Despite the shortcomings, the method of variations in reserve requirements relating them to the holdings of liquid assets (liquidity ratio approach) has definitely some advantages over the alternative device of fixing and varying the cash ratio. Like the cash ratio, the liquid assets ratio does not penalize the profit earning capacity of the banks. Newlyn, a monetary expert has strongly argued the case of a variable liquid assets ratio. Although the debate whether the variable liquid assets ratio is superior to the cash ratio as an effective means of credit control still continues ; it is, however, clear that in future the liquidity ratio theory may become more important in explaining movements in clearing bank deposits.

Further, the liquidity ratio theory breaks down because the changes in the liquid assets base of the banking sector as a whole will not cause the corresponding changes in bank deposits if they are accompanied by the changes in the distribution of deposits between banks which maintain low and banks which maintain high liquidity ratios. In conclusion, therefore, it may be said that the liquidity ratio theory of the determination of the volume of bank deposits in the UK is no more satisfactory than the cash ratio theory.

Government:

Government is another source through which significant variations or changes in money supply take place in a country. As the government have assumed many development and welfare functions—they bring about changes in money supply by various direct and indirect ways. Firstly, the government has the monopoly to issue money (notes and coins) and it has the power to destroy the same (sometimes suddenly, like demonetization of higher denomination notes) in extreme circumstances.

Similarly, the governments may and do resort to printing more money in times of financial needs. Such a method of bringing about changes in money supply is highly inflationary and should be resorted to sparingly. Secondly, the government may borrow from the Central Bank (out of its idle reserves) or from commercial banks (out of their time deposits).

The amount so borrowed soon finds a way out in circulation on account of the purchases made by the government of services and materials from individuals, firms or institutions. This brings, in turn, a net change (addition) to the supply of money. Thirdly, the budgetary operations of the government also have an impact on the money supply.

When there is a budget surplus showing an increase in the government deposits, there is a corresponding decline in the money supply. The government may hold this surplus (idle balances) continuously or it may use these balances to repay the outstanding debts. If the balances are held indefinitely, there will be net decrease in the money supply which may induce further secondary declines in the supply of money.

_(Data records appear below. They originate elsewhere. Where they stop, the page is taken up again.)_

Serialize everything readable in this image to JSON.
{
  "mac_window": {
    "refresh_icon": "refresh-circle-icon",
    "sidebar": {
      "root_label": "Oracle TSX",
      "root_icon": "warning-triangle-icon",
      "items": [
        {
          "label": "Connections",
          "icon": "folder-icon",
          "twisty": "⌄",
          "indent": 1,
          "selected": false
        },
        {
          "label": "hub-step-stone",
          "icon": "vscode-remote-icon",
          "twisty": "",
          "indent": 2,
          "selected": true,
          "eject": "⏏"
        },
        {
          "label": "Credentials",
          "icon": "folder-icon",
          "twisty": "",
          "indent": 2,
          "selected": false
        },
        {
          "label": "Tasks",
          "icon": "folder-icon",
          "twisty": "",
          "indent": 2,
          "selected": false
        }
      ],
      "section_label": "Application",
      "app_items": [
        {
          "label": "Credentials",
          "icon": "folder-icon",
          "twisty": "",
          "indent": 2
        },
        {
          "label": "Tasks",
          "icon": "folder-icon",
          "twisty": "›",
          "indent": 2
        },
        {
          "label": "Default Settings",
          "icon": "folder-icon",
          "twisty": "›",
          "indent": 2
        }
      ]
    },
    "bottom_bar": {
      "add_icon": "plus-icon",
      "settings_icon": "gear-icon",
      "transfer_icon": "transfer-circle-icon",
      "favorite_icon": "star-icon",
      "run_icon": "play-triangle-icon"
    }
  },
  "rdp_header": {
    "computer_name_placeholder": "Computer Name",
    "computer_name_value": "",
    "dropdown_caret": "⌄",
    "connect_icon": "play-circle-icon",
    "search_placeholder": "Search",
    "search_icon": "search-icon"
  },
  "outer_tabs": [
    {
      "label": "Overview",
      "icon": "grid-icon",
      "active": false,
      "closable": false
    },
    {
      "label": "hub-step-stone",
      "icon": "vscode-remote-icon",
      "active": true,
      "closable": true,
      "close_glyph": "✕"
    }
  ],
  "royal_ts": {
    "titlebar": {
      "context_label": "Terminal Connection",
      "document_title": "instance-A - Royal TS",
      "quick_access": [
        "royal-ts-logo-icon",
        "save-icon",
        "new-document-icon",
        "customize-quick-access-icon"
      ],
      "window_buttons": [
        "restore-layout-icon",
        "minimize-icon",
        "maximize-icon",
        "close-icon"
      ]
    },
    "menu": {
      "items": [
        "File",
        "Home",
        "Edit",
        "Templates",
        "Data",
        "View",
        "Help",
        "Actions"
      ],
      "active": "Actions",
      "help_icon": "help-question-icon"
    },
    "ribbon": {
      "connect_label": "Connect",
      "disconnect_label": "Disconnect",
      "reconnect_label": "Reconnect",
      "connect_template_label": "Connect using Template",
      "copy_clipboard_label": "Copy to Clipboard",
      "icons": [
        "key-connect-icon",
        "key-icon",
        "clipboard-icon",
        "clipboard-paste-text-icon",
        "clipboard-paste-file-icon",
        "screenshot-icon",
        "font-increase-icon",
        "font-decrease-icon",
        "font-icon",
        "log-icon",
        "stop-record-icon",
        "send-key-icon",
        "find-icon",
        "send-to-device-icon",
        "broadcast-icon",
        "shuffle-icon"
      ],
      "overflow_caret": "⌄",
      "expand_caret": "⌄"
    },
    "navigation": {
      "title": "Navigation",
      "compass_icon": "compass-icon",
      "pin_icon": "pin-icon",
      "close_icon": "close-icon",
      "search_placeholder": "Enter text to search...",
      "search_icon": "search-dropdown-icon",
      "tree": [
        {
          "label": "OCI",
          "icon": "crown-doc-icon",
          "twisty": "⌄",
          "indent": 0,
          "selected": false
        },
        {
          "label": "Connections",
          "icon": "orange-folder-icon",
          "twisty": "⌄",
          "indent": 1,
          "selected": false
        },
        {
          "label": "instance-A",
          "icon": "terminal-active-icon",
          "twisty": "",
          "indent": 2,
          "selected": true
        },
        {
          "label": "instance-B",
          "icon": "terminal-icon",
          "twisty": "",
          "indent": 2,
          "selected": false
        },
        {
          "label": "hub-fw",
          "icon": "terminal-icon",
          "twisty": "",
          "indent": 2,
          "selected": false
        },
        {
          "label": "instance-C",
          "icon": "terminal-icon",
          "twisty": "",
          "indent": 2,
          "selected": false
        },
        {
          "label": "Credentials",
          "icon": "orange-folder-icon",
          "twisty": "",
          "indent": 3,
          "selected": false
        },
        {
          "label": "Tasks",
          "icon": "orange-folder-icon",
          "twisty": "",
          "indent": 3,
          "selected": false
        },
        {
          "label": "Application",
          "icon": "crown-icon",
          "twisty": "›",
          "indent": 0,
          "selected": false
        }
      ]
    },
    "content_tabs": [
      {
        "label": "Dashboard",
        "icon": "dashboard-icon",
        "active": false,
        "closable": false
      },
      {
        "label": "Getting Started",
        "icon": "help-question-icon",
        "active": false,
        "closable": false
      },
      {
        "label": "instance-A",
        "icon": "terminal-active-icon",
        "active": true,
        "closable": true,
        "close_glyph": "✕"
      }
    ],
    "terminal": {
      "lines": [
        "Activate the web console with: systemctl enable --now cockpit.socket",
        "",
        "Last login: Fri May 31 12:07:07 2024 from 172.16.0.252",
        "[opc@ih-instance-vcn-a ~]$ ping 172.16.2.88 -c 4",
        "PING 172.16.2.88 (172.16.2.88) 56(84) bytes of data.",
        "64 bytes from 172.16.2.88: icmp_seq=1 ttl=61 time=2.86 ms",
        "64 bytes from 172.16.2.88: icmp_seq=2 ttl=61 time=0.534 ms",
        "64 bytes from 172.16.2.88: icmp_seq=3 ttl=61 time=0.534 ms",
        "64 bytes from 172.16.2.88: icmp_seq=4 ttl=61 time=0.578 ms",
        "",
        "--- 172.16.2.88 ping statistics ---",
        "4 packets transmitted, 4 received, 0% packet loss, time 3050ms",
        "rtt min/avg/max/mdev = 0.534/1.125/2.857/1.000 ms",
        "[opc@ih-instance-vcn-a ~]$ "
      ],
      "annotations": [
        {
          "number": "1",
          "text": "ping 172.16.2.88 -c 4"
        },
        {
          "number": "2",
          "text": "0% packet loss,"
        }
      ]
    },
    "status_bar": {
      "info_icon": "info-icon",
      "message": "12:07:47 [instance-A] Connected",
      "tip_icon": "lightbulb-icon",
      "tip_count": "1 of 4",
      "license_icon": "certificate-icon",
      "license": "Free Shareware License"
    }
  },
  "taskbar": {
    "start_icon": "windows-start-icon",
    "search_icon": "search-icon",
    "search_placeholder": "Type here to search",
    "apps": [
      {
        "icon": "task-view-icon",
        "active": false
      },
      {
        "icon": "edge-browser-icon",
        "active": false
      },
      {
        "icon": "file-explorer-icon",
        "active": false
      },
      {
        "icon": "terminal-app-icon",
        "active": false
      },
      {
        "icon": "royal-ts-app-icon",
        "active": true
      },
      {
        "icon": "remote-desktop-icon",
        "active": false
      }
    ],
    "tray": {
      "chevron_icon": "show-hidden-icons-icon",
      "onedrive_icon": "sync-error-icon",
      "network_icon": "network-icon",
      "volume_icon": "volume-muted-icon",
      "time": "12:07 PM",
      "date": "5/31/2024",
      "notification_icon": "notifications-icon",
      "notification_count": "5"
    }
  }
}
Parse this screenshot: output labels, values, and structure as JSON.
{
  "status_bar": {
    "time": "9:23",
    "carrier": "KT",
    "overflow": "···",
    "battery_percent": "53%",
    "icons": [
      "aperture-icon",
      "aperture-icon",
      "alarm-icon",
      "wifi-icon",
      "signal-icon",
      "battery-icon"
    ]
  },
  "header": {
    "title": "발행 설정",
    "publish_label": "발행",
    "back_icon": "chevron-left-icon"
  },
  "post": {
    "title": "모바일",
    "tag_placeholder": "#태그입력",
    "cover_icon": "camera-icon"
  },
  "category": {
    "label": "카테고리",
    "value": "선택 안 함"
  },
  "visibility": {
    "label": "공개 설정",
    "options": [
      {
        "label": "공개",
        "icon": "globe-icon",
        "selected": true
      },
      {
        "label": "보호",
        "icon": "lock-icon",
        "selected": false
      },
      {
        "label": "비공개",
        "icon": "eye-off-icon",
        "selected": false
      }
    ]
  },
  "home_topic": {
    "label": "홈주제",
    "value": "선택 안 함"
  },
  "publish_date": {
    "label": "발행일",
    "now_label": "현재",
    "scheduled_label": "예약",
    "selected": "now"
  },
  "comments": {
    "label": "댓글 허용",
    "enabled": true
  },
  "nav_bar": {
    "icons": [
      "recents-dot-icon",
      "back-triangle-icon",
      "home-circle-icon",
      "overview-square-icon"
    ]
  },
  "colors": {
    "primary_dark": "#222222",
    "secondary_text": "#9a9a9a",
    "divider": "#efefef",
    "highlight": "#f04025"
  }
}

Similarly, in the second case the effects of-money supply will depend on whether the government pays back debts held by the central bank or debts held by the general public. Again, in case of a deficit the effect on money supply will depend on whether it is financed by a resort to the printing press or by borrowing from public or from the central bank. Except in the second case of borrowing from public, financing the deficit will make a net addition to the money supply.

Central Bank:

Central Bank is the most important institution and source of money supply because it has got the monopoly of issuing notes. The Central Bank can bring about variations in money supply by changing bank rate, by open market operations, by changing cash reserve ratios of commercial bank etc.